A second element here is actually from Psalm 72. Psalm 72 describes King Solomon and it kind of depicts a future king, a kind of messianic Solomon, a new Solomon, and it too describes Gentile kings bowing down to the Israelite King. And these Gentile kings bring him gold from, of all places, Sheba. Listen - in this Psalm it says this about the king, it says:

Long may he live, may gold of Sheba be given to him!

So there we have another connection with Sheba, right, this gold from the east from Arabia being given to him as a gift. But what’s interesting in light of Matthew's gospel is not only is gold from Sheba given to him, but the kings of Sheba are described as bowing down before him just like the wise men bow down before Jesus in the Gospel of Matthew. So in Psalm 72:10 it says:

…may the kings of Sheba...bring gifts! May all kings fall down before him, all nations serve him!

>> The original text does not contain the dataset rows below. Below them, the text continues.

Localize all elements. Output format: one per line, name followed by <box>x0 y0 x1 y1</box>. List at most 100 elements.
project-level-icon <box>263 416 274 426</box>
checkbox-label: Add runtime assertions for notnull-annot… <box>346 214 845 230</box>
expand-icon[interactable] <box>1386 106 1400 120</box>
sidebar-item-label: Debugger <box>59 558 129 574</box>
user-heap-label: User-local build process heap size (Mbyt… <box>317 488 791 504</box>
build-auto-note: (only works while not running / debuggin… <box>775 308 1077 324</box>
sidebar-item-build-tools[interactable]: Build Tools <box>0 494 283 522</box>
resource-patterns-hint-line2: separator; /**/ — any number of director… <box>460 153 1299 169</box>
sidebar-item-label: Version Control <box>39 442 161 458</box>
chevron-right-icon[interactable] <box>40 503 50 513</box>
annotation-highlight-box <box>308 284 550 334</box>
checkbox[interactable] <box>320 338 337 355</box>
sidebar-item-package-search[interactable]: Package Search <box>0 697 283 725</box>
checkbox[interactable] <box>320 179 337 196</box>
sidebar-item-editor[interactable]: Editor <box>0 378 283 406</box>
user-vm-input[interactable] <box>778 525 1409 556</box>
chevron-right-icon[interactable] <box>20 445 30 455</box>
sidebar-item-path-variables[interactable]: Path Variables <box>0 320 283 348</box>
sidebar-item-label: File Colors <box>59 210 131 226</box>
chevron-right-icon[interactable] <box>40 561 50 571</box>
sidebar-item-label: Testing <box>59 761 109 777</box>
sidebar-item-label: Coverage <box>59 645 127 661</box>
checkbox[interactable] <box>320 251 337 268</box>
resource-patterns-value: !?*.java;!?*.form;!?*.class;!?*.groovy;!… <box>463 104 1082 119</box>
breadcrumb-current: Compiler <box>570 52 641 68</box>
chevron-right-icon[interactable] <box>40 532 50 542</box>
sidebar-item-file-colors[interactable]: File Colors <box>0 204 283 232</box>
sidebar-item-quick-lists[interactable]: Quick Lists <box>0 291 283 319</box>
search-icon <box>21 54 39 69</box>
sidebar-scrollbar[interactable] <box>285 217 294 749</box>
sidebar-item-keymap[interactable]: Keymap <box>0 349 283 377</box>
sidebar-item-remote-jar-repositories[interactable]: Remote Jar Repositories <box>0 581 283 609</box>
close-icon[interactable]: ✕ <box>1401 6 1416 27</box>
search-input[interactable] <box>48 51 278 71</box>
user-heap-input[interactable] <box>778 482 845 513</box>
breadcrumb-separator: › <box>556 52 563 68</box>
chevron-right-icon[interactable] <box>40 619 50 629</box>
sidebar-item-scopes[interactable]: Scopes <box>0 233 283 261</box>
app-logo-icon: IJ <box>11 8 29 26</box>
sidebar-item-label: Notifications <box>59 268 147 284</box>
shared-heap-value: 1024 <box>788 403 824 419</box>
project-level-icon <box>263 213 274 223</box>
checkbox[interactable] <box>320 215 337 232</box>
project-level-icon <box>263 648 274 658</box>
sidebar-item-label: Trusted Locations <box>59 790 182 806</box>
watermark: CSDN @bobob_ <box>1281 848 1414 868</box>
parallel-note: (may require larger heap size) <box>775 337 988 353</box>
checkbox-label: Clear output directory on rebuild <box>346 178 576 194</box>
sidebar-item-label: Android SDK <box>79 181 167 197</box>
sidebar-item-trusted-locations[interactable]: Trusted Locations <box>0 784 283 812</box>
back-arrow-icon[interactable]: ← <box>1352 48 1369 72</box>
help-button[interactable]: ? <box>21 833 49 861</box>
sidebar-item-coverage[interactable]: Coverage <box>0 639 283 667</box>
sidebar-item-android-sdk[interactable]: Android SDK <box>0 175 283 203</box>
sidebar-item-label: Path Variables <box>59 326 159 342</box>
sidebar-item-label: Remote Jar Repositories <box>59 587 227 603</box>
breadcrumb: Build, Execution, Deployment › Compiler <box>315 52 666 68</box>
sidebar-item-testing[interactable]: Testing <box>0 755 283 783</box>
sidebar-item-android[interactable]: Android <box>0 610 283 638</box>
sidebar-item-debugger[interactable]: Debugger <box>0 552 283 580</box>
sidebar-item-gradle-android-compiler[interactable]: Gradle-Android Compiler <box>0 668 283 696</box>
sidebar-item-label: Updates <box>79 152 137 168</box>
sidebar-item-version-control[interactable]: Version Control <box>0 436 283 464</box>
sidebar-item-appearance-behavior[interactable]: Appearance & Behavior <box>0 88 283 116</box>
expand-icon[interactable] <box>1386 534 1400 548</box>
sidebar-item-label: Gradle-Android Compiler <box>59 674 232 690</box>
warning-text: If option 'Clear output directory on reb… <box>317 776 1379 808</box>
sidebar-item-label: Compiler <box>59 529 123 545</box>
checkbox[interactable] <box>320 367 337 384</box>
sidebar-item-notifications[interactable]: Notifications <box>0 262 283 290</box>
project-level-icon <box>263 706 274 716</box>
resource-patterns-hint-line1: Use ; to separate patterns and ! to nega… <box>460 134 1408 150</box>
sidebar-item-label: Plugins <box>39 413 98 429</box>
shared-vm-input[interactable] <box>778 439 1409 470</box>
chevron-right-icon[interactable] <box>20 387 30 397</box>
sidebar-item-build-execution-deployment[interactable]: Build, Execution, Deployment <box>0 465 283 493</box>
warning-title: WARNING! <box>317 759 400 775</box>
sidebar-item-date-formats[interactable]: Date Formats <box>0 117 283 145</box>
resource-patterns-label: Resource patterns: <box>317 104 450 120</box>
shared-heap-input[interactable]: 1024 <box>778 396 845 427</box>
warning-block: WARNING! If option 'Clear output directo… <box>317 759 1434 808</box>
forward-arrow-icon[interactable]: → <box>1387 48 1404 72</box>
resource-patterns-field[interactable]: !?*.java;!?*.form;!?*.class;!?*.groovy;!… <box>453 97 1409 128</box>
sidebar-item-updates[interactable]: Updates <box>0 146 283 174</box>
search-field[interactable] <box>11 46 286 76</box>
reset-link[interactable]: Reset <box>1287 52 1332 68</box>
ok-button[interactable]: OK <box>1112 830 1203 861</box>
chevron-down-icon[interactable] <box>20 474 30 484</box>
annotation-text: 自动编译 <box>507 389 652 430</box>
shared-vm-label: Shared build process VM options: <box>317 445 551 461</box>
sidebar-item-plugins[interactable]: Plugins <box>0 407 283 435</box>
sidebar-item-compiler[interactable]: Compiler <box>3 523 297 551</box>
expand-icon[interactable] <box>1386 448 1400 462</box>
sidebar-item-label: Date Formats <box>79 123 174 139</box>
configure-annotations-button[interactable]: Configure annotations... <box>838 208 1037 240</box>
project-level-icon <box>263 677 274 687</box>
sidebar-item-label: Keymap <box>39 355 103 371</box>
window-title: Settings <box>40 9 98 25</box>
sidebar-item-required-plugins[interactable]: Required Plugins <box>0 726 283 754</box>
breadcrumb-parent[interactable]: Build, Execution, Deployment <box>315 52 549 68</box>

Alright, so other scholars have suggested then that what Matthew is doing is alluding not just to Isaiah 60 but to Psalm 72, and to the depiction of gold from Sheba -- Arabia -- being brought to the future king, the new Solomon, the Messiah in other words.

And this is interesting for two reasons. First, if that's correct then Matthew clearly associates the wise men from the east with the territory of Sheba, with Arabia, and the gold that is being brought to Jesus is a kind of fulfillment of that prophecy. But it's also interesting because it's precisely that Psalm -- Psalm 72 -- which leads to the tradition of "We Three Kings," right. Because Matthew never says that the wise men are kings. They’re just called magos, wise men from the east. It's the fusing of Matthew's account with the Old Testament Psalm about these kings bringing gold from Sheba that leads to the tradition that these wise men weren’t just counselors or advisers to kings but they were actually kings themselves, right.

And then the tradition of there being three kings is derived from the three gifts: gold, frankincense, and myrrh. It’s an inference from the text that developed in the course of time in the centuries of later tradition. So this is just kind of an interesting example of how in the Gospel of Matthew, if we look at Matthew carefully, certain elements of the tradition that we’re familiar with, the kingship, the identity of these men as kings, there being three of them, those aren’t actually in the text. But what is in the text is an implication that these wise men from the east have not come from Persia or Babylon as commonly thought, but the most likely explanation is that Matthew is describing wise men coming from the territory of Arabia. Which would fulfill the prophecies of the Messiah being a kind of new Solomon or should I say greater than Solomon. Because of course it is in Matthew's Gospel chapter 11, verse 42 that Jesus says himself that the Queen of Sheba, right, came from the east to hear the wisdom of Solomon but behold something greater than Solomon is here. That's what Jesus is in the Gospel of Matthew. He is not just the king of Israel, he's not just the Messiah, he is the one who is greater than Solomon. And to that effect these wise men from the east come and fulfill the Psalm about Solomon by bringing him gifts of gold and frankincense and myrrh.